Salami B.,Amirkabir University of Tehran
2010 National Conference on Electrical, Electronics and Computer Engineering, ELECO 2010 | Year: 2010
Leakage power contribution in total power has been more than dynamic one in Deep Sub-Micron (DSM) technologies because of Vth decremsent. Furthermore, process variation has become as the main challenge in those technologies. In this paper, an optimized process variation-aware Field Programmable Gate Array (FPGA) placement algorithm has been proposed for leakage power reduction without any architecture modification costs.

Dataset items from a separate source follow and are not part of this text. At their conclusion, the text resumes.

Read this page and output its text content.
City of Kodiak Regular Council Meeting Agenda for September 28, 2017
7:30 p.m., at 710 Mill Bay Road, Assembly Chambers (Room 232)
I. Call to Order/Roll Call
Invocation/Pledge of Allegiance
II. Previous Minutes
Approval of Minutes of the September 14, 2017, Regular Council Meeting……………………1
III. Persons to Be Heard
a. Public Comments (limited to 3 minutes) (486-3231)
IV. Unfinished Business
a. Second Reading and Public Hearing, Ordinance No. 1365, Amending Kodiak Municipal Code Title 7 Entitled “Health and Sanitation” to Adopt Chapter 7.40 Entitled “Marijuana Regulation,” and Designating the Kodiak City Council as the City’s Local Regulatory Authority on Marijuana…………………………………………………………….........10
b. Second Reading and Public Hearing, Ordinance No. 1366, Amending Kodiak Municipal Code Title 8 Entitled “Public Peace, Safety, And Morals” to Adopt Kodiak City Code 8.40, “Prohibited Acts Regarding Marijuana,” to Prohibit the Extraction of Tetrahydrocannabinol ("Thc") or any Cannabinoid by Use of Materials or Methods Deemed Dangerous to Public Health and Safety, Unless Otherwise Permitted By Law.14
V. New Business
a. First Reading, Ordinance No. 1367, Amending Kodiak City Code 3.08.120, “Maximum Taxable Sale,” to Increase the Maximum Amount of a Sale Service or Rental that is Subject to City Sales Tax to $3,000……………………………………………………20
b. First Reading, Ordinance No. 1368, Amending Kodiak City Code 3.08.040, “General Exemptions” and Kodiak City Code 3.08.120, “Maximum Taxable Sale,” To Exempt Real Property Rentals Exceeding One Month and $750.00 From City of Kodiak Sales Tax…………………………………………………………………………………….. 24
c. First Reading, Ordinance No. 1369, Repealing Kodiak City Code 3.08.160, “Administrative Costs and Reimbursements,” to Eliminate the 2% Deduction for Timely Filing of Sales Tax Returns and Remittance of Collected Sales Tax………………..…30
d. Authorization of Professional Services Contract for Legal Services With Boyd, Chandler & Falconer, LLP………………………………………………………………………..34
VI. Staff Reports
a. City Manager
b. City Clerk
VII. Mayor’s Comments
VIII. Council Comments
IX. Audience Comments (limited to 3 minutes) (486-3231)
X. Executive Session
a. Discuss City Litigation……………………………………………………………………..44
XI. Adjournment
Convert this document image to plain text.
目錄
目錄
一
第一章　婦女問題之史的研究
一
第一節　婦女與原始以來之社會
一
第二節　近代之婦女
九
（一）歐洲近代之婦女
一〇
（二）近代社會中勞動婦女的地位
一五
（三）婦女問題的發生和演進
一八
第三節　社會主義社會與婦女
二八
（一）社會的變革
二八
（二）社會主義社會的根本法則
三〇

Estimated process variation-aware Clustered Logic Block (CLB) leakage power in each placement perturbs has been applied into the placement algorithm cost function. V th variation map extraction using test circuits such as Ring Oscillators is the pre-placement processing level. Extracted map has been used for estimating leakage power and critical path delay in placement. Proposed placement algorithm that's named Total Power Aware Placement (TPAP) is implemented on VPR and power estimation and measurement has been computed by PowerModel and ACE tools in 45-nm technology. Simulation results for 20 MCNC benchmark circuits show that Power-Delay Product (PDP) parameter has been improved nearly 7.2% compared with default VPR placement algorithm. Simulations for each benchmark circuit are repeated 10 times for different variation maps. Results show that, PDP improvement standard deviation is 16.8%. As a result, proposed placement algorithm is adaptable with per-chip variation map, so proposed algorithm has been named chip-dependent algorithm.